Opera offered a built-in web server in the application for quite some time called Unite. You were able to build apps and serve them up to yourself or friends remotely through your browser.
They just recently removed the feature from the version 12 builds. I think that it was an interesting concept but it never caught hold.
Yes, quite a shame too, since I used it actively. I'm glad that Chrome will now be supporting a similar functionality (albeit in a somewhat hackish way for the time being). Can't wait to see what develops of the new Chrome networking stack.
Opera will always be my first browser love, though <3!

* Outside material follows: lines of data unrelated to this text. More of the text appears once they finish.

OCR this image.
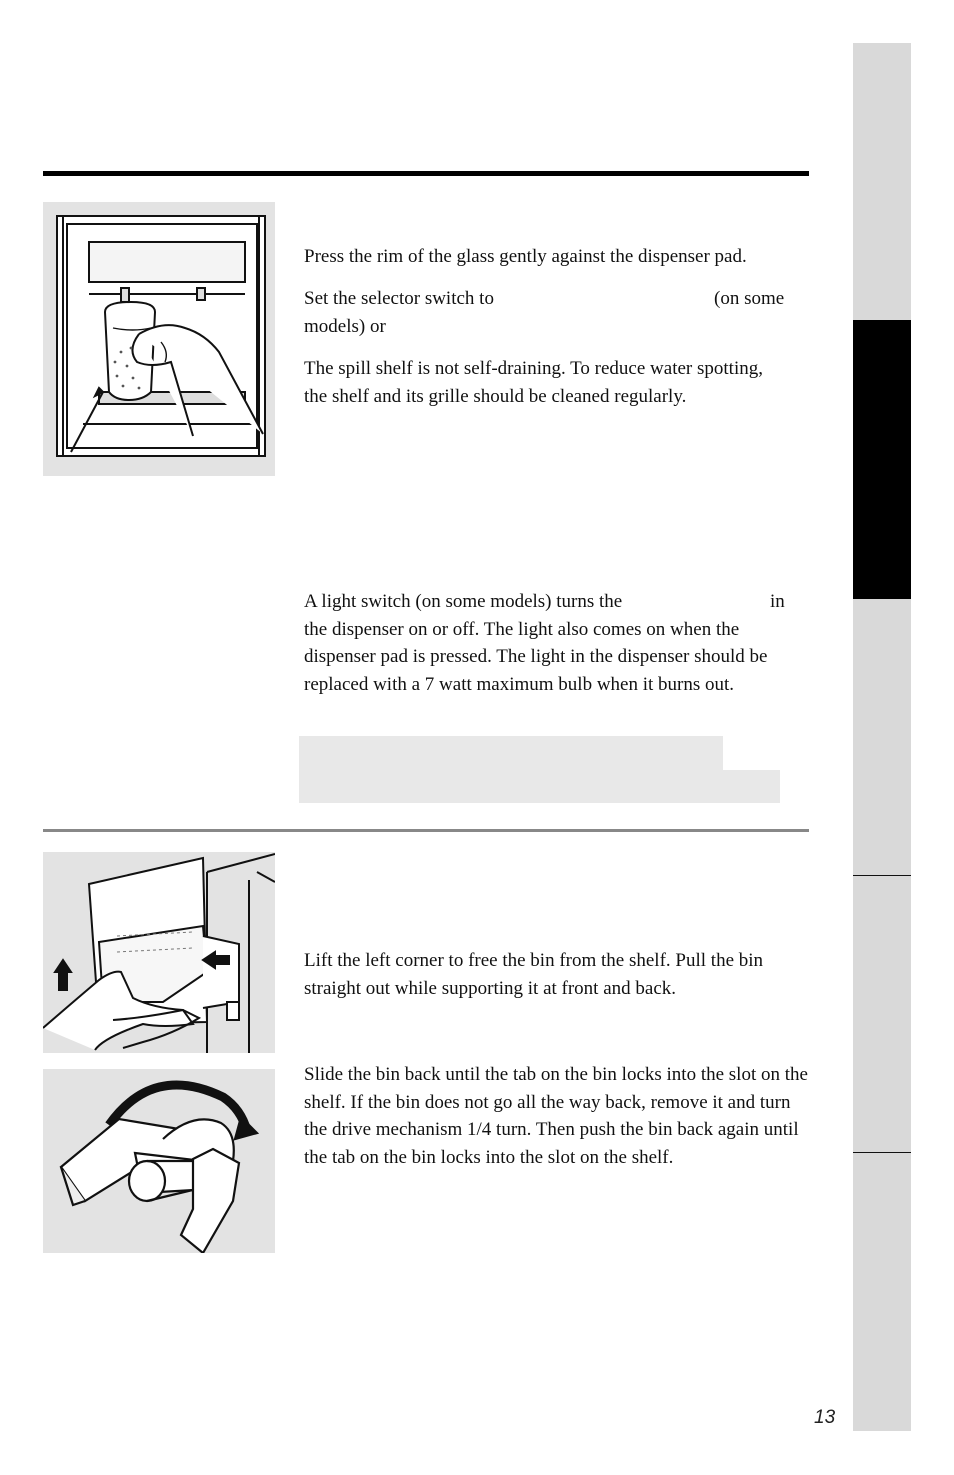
Press the rim of the glass gently against the dispenser pad.

Set the selector switch to	(on some
models) or

The spill shelf is not self-draining. To reduce water spotting, the shelf and its grille should be cleaned regularly.

A light switch (on some models) turns the	in
the dispenser on or off. The light also comes on when the dispenser pad is pressed. The light in the dispenser should be replaced with a 7 watt maximum bulb when it burns out.

Lift the left corner to free the bin from the shelf. Pull the bin straight out while supporting it at front and back.

Slide the bin back until the tab on the bin locks into the slot on the shelf. If the bin does not go all the way back, remove it and turn the drive mechanism 1/4 turn. Then push the bin back again until the tab on the bin locks into the slot on the shelf.

13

I'm a traditionalist (to me TCP connections use socket API in C) so can someone put this in context for me:
- could I write some JS script that runs directly in Chrome that accepts a socket connection, receives some data, sends responses and displays something in the browser?

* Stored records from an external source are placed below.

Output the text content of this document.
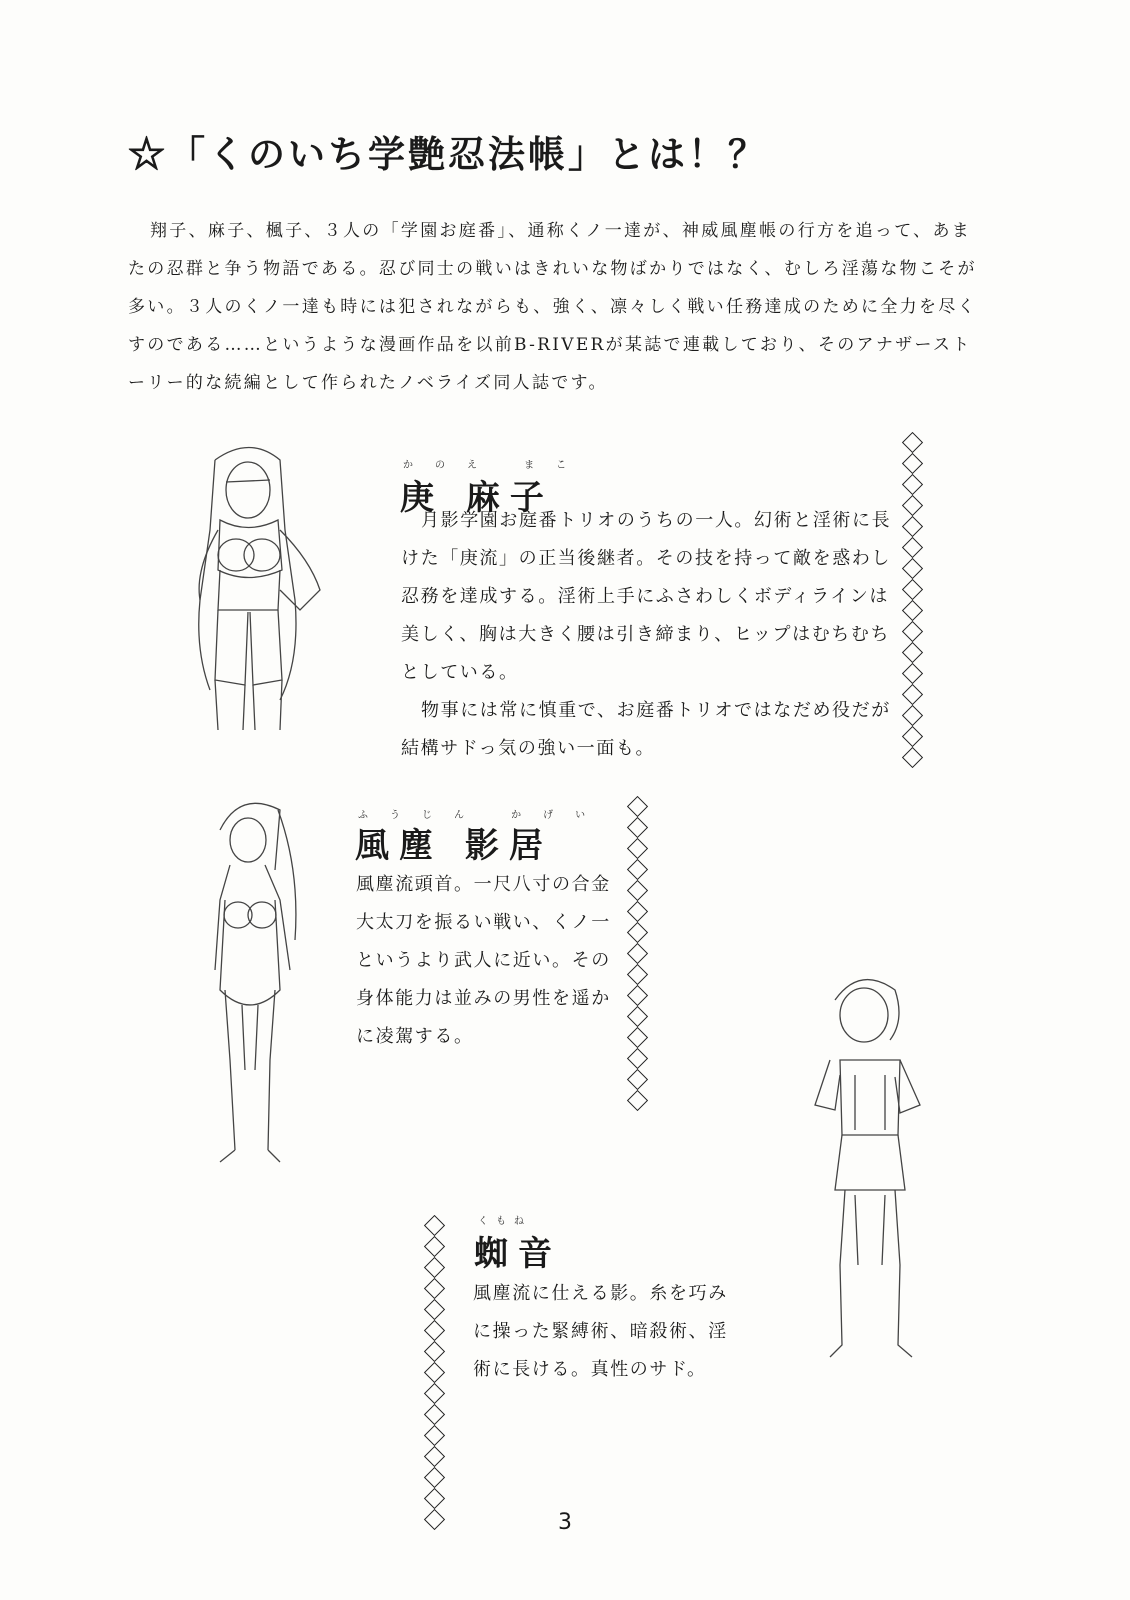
☆「くのいち学艶忍法帳」とは！？
翔子、麻子、楓子、３人の「学園お庭番」、通称くノ一達が、神威風塵帳の行方を追って、あまたの忍群と争う物語である。忍び同士の戦いはきれいな物ばかりではなく、むしろ淫蕩な物こそが多い。３人のくノ一達も時には犯されながらも、強く、凛々しく戦い任務達成のために全力を尽くすのである……というような漫画作品を以前B-RIVERが某誌で連載しており、そのアナザーストーリー的な続編として作られたノベライズ同人誌です。
かのえ まこ
庚 麻子

月影学園お庭番トリオのうちの一人。幻術と淫術に長けた「庚流」の正当後継者。その技を持って敵を惑わし忍務を達成する。淫術上手にふさわしくボディラインは美しく、胸は大きく腰は引き締まり、ヒップはむちむちとしている。

物事には常に慎重で、お庭番トリオではなだめ役だが結構サドっ気の強い一面も。

ふうじん かげい
風塵 影居

風塵流頭首。一尺八寸の合金大太刀を振るい戦い、くノ一というより武人に近い。その身体能力は並みの男性を遥かに凌駕する。

くもね
蜘音

風塵流に仕える影。糸を巧みに操った緊縛術、暗殺術、淫術に長ける。真性のサド。

3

- could this theoretical app be directly "deployed" from a web page on server in our LAN?
- does this solution help with my current situation where I have to help users poke holes into their McAffee firewall?
Could be useful for me since I frequently send small test utils to my team that communicate with our embedded systems via socket connections.
I would say probably not on #3 ... however, given the general NAT concept and such, having an outgoing connection could poke the hole, but this isn't how a listening service usually works, so it would require something else. However, once the session is negotiated, then HTTP (in theory) should work, although it is stateless at that level, but anyway, this is all a lot of bother because at this point you should go ahead and do something that's less of a kludge since you're already doing NAT traversal.
This is only useful for Chrome Apps (which are meant to run locally on your machine) and will probably not be enabled for any real web surfing. Hosting HTTP on port 80 is probably the least useful real-world sample for this capability.
I wonder if also using a sandboxed localstorage as a memcached would be useful? I guess you would have to account for bandwidth, response time, and available memory. Also account for variable CPU usage, but I wonder if you could train an algorithm to account for these factors. I could see it being a great way to "get paid for using X Extension".
http://samy.pl/pwnat/ allows to establish a bidirectional connection between two machines behind NATs, but one of them must know the IP of the other's NAT, so this still requires a peer discovery system.
Also, I don't know if Chrome's socket API is sufficiently low level to craft ICMP packets. If I understand properly, it only offers a TCP socket.
As a matter of fact you don't need socket API or webRTC or whatsoever, Chrome has established an XMPP and jingle p2p connection for sync bookmarks, etc. It's not open API for Javascript yet, but I defintely see the potential.
They just recently removed the feature from the version 12 builds. I think that it was an interesting concept but it never caught hold.